Thomas E. Catanzaro, DVM, MHA, FACHE, Diplomate American College of Healthcare Executives
The strength of the human/animal bond has been well documented by publications of the Delta Society and its conferences and meetings. The role of animals to reduce stress and anxiety has been well accepted by healthcare providers, although the mechanisms are still debatable. The publications of CENSHARE at the University of Minnesota, The Pet Connection, and subsequent periodicals, laid to rest the early concerns of disease and damage that had been forewarned by those fearful of animals in healthcare facilities. For instance, in twelve months in 284 facilities in Minnesota, no disease was transmitted and only 19 minor mechanical injuries had occurred (scratches, chicken peck, tripped over leash, etc.). Even the injuries due to leash errors were in violation of the protocols that precluded patients from walking pets.
These same studies have alluded to better patient harmony and an improved staff attitude when animals are involved if the involvement was voluntary. In any apprehensive healthcare delivery situation, such as pediatric oncology, hospice, or geriatric nursing, forced involvement from healthcare providers causes negative responses. When the clinical expertise and animal interest is present with the healthcare providers, the patient care time often decreases due to the pets fulfilling the patient's need for caring interaction. Programs have been tailored to fit the facilities' needs and restrictions from pet visitation programs to a central facility location, to bedside visitation programs, to the in-room bonding program. While in-room boarding of patient pets increase, private room marketing success, human/companion animal bond programs have a far greater impact.
The mental anguish of a pet owner separated from their animals is significant. Most research has shown that three out of four pet owners believe that their pets are members of their families. Seventy-five percent is a significant proportion when we understand that over half of our population is pet owners. The stewardship felt by pet owners extends to the care and feeding of their "wards," especially during the acute care episode when preplanning had not occurred. Concern for the out-of-facility pet care for in-patients, with or without visitation programs, gives the perception of increased concerned care. This may be no more than a couple of simple questions on all admission forms to query on pet ownership and interim pet care provisions.

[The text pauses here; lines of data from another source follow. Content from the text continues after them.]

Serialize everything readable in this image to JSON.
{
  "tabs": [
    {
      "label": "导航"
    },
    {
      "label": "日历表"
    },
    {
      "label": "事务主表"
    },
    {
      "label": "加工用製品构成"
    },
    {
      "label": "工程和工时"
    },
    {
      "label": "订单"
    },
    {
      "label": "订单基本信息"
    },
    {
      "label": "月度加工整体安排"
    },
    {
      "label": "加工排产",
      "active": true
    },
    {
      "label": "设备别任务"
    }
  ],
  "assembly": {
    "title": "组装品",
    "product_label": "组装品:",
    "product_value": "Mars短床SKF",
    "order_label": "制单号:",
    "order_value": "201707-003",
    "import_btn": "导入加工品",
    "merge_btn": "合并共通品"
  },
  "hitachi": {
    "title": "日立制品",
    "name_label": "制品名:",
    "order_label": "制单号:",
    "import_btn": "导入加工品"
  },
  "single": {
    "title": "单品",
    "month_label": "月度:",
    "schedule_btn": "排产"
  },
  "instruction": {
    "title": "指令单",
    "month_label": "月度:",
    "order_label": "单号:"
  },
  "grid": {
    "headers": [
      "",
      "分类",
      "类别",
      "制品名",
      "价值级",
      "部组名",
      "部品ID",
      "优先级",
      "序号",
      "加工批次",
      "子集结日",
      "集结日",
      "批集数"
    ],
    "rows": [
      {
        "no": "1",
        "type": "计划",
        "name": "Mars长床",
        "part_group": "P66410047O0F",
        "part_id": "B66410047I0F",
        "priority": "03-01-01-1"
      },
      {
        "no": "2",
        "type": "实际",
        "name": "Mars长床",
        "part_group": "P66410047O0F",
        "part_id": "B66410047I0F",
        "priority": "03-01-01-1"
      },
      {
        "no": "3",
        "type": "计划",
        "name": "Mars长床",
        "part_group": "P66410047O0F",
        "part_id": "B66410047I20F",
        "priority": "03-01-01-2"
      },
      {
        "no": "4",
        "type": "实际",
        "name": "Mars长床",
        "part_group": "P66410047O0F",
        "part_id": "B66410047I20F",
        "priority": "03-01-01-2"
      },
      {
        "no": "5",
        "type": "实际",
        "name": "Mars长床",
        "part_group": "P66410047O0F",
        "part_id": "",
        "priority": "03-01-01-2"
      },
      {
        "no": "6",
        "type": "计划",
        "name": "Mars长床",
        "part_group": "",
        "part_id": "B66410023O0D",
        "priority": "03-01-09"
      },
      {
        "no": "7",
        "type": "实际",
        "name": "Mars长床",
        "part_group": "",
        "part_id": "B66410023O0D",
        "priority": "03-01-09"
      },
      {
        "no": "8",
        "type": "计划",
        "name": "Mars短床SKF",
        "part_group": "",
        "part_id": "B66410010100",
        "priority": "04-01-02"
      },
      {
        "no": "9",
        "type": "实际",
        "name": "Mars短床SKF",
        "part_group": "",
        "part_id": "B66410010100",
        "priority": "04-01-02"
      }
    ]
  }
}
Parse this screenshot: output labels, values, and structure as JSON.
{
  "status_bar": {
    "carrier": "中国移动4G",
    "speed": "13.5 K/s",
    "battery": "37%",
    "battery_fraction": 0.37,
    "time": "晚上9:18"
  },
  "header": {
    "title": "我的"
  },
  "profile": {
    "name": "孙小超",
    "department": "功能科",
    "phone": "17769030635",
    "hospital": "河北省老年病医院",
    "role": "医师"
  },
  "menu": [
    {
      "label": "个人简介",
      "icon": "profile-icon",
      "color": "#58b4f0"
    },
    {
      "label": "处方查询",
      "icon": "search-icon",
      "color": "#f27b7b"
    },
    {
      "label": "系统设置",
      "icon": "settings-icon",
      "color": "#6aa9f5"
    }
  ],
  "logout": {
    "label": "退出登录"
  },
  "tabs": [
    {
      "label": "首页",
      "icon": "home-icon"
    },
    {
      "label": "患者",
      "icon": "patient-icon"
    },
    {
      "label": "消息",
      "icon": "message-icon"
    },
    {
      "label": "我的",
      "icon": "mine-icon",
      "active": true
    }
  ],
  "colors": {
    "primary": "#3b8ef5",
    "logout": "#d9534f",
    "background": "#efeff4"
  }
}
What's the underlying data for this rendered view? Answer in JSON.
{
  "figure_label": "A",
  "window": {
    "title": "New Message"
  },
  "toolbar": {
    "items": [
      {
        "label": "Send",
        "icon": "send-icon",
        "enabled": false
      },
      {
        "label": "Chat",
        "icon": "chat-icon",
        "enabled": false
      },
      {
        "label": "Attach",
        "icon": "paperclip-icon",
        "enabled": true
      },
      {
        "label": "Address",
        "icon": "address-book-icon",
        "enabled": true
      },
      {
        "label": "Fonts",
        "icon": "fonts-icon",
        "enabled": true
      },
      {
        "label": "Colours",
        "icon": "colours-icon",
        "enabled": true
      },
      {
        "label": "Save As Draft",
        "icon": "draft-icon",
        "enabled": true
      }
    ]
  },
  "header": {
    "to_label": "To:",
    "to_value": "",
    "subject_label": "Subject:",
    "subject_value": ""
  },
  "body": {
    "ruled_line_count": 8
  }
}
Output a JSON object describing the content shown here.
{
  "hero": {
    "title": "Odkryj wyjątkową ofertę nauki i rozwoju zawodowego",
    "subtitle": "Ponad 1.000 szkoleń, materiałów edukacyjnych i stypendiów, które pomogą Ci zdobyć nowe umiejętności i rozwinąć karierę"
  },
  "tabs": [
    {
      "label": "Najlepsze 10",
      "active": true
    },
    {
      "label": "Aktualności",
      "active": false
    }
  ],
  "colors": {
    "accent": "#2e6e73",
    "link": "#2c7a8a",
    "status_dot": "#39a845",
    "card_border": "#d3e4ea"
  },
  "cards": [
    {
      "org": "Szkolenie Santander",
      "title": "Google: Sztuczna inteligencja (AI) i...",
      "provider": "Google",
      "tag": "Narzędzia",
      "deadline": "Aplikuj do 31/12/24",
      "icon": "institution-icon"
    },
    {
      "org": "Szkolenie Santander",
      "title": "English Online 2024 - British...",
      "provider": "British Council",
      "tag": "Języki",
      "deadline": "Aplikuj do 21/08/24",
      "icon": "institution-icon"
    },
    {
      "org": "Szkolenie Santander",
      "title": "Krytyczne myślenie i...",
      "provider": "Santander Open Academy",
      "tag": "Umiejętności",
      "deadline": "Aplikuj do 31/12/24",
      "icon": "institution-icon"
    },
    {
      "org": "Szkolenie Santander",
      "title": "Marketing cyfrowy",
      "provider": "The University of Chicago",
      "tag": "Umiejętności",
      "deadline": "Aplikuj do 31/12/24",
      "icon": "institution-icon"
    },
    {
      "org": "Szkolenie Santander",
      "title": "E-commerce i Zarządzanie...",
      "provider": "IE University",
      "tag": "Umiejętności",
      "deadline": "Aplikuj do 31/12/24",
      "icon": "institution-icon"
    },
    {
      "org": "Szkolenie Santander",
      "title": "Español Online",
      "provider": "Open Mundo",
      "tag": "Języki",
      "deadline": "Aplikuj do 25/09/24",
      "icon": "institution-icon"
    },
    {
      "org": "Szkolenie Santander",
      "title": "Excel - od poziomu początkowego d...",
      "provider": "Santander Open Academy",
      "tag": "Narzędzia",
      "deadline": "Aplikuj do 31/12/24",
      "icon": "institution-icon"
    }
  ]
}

When a pet and owner are reunited after a protracted hospital stay, the tears of joy tell the significance of the bond. As we encounter the oncology ward that has walled contact out, whether due to death or sensory overload, we see the introduction of animals as a method to open the doors and windows to life. The nonjudgmental love by a ward mascot is often the difference between satisfied or dissatisfied working environments for staff members as well as the patients.
In today's healthcare delivery spectrum, the increase of competition causes the constant need to increase a facility's market share of patients. The competitive edge goes to the facility which meets the community's needs while minimizing additional costs in material or manpower resources. Contemporary pet programs like active pet selection assistance, pets by prescription, and behavior management do just that while supporting the healthcare reverence for life and quality of care programs.